Das Gestrüpp aus Regelungen zur steuerlichen Absetzbarkeit von Ausbildungskosten ist kaum nachvollziehbar (graymalkn on flickr.com, CC BY 2.0)

Die gegenwärtigen steuerlichen Fördermöglichkeiten tragen den Bildungserfordernissen von heute nur unzureichend Rechnung. Der Bundesfinanzhof hat bereits 2002 systematischere Regelungen angemahnt (4.12.2002, VI R 120/01). Die damaligen rot-grünen Regierungsfraktionen haben jedoch die bildungsfreundliche Rechtsprechung des Bundesfinanzhofs gesetzlich überschrieben und im Ergebnis den alten Rechtszustand wiederhergestellt.Danach sind Aufwendungen für ein Erststudium oder eine erste Berufsausbildung beschränkt steuerlich absetzbar. Erfolgt das Studium hingegen neben der Berufstätigkeit, sind die Aufwendungen uneingeschränkt abziehbar. Aufwendungen für ein Erststudium nach erstmaliger Berufsausbildung hingegen sind nicht abziehbar. Kaum jemand kann diese Regelungen nachvollziehen. Vom Bundesfinanzhof erhalten wir nun Schützenhilfe. In den von Rot-Grün verabschiedeten Neuregelungen erkennt er nicht „die Schaffung eines wirklich neuen Regelwerks“.

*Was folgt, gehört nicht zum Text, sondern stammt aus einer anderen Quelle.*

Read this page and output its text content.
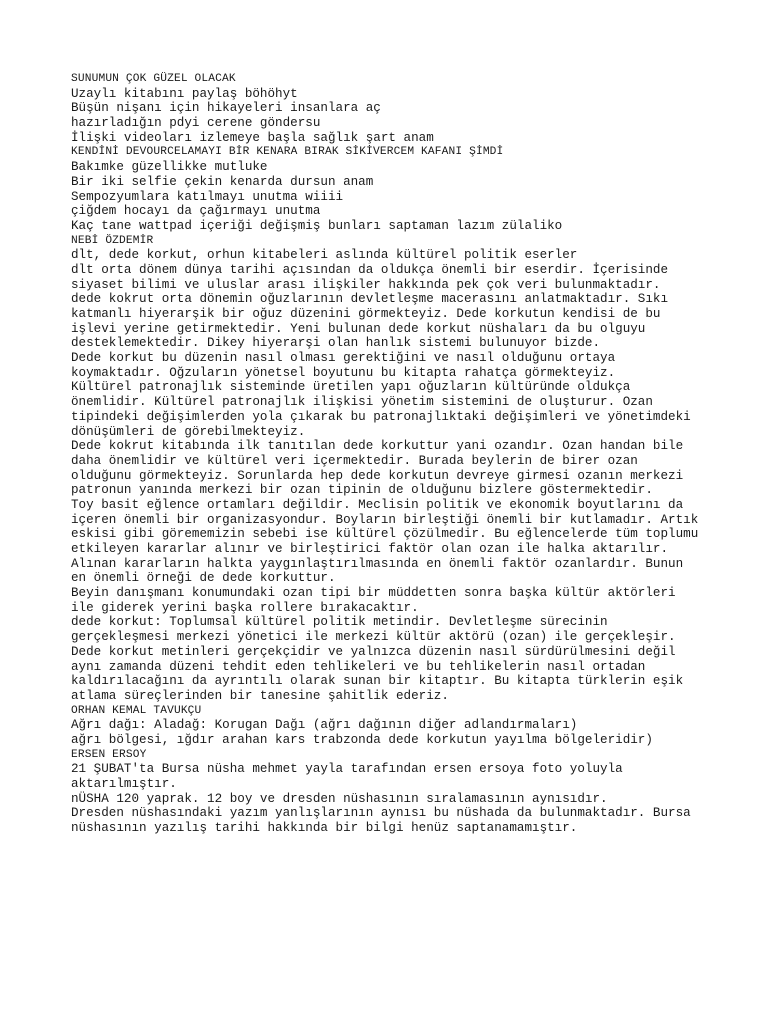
SUNUMUN ÇOK GÜZEL OLACAK
Uzaylı kitabını paylaş böhöhyt
Büşün nişanı için hikayeleri insanlara aç
hazırladığın pdyi cerene göndersu
İlişki videoları izlemeye başla sağlık şart anam
KENDİNİ DEVOURCELAMAYI BİR KENARA BIRAK SİKİVERCEM KAFANI ŞİMDİ
Bakımke güzellikke mutluke
Bir iki selfie çekin kenarda dursun anam
Sempozyumlara katılmayı unutma wiiii
çiğdem hocayı da çağırmayı unutma
Kaç tane wattpad içeriği değişmiş bunları saptaman lazım zülaliko
NEBİ ÖZDEMİR
dlt, dede korkut, orhun kitabeleri aslında kültürel politik eserler
dlt orta dönem dünya tarihi açısından da oldukça önemli bir eserdir. İçerisinde
siyaset bilimi ve uluslar arası ilişkiler hakkında pek çok veri bulunmaktadır.
dede kokrut orta dönemin oğuzlarının devletleşme macerasını anlatmaktadır. Sıkı
katmanlı hiyerarşik bir oğuz düzenini görmekteyiz. Dede korkutun kendisi de bu
işlevi yerine getirmektedir. Yeni bulunan dede korkut nüshaları da bu olguyu
desteklemektedir. Dikey hiyerarşi olan hanlık sistemi bulunuyor bizde.
Dede korkut bu düzenin nasıl olması gerektiğini ve nasıl olduğunu ortaya
koymaktadır. Oğzuların yönetsel boyutunu bu kitapta rahatça görmekteyiz.
Kültürel patronajlık sisteminde üretilen yapı oğuzların kültüründe oldukça
önemlidir. Kültürel patronajlık ilişkisi yönetim sistemini de oluşturur. Ozan
tipindeki değişimlerden yola çıkarak bu patronajlıktaki değişimleri ve yönetimdeki
dönüşümleri de görebilmekteyiz.
Dede kokrut kitabında ilk tanıtılan dede korkuttur yani ozandır. Ozan handan bile
daha önemlidir ve kültürel veri içermektedir. Burada beylerin de birer ozan
olduğunu görmekteyiz. Sorunlarda hep dede korkutun devreye girmesi ozanın merkezi
patronun yanında merkezi bir ozan tipinin de olduğunu bizlere göstermektedir.
Toy basit eğlence ortamları değildir. Meclisin politik ve ekonomik boyutlarını da
içeren önemli bir organizasyondur. Boyların birleştiği önemli bir kutlamadır. Artık
eskisi gibi görememizin sebebi ise kültürel çözülmedir. Bu eğlencelerde tüm toplumu
etkileyen kararlar alınır ve birleştirici faktör olan ozan ile halka aktarılır.
Alınan kararların halkta yaygınlaştırılmasında en önemli faktör ozanlardır. Bunun
en önemli örneği de dede korkuttur.
Beyin danışmanı konumundaki ozan tipi bir müddetten sonra başka kültür aktörleri
ile giderek yerini başka rollere bırakacaktır.
dede korkut: Toplumsal kültürel politik metindir. Devletleşme sürecinin
gerçekleşmesi merkezi yönetici ile merkezi kültür aktörü (ozan) ile gerçekleşir.
Dede korkut metinleri gerçekçidir ve yalnızca düzenin nasıl sürdürülmesini değil
aynı zamanda düzeni tehdit eden tehlikeleri ve bu tehlikelerin nasıl ortadan
kaldırılacağını da ayrıntılı olarak sunan bir kitaptır. Bu kitapta türklerin eşik
atlama süreçlerinden bir tanesine şahitlik ederiz.
ORHAN KEMAL TAVUKÇU
Ağrı dağı: Aladağ: Korugan Dağı (ağrı dağının diğer adlandırmaları)
ağrı bölgesi, ığdır arahan kars trabzonda dede korkutun yayılma bölgeleridir)
ERSEN ERSOY
21 ŞUBAT'ta Bursa nüsha mehmet yayla tarafından ersen ersoya foto yoluyla
aktarılmıştır.
nÜSHA 120 yaprak. 12 boy ve dresden nüshasının sıralamasının aynısıdır.
Dresden nüshasındaki yazım yanlışlarının aynısı bu nüshada da bulunmaktadır. Bursa
nüshasının yazılış tarihi hakkında bir bilgi henüz saptanamamıştır.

Bildung ist ein hohes Gut. Eine vernünftig bezahlte Arbeit, Wohlstand, Glück und Zufriedenheit hängen nicht zuletzt von der erworbenen Bildung ab. Bildung eröffnet Chancen auf ein erfülltes Leben. Deshalb ist es wichtig, einen guten Zugang zu den zahlreichen Bildungsangeboten zu haben. Hierfür wollen wir sorgen.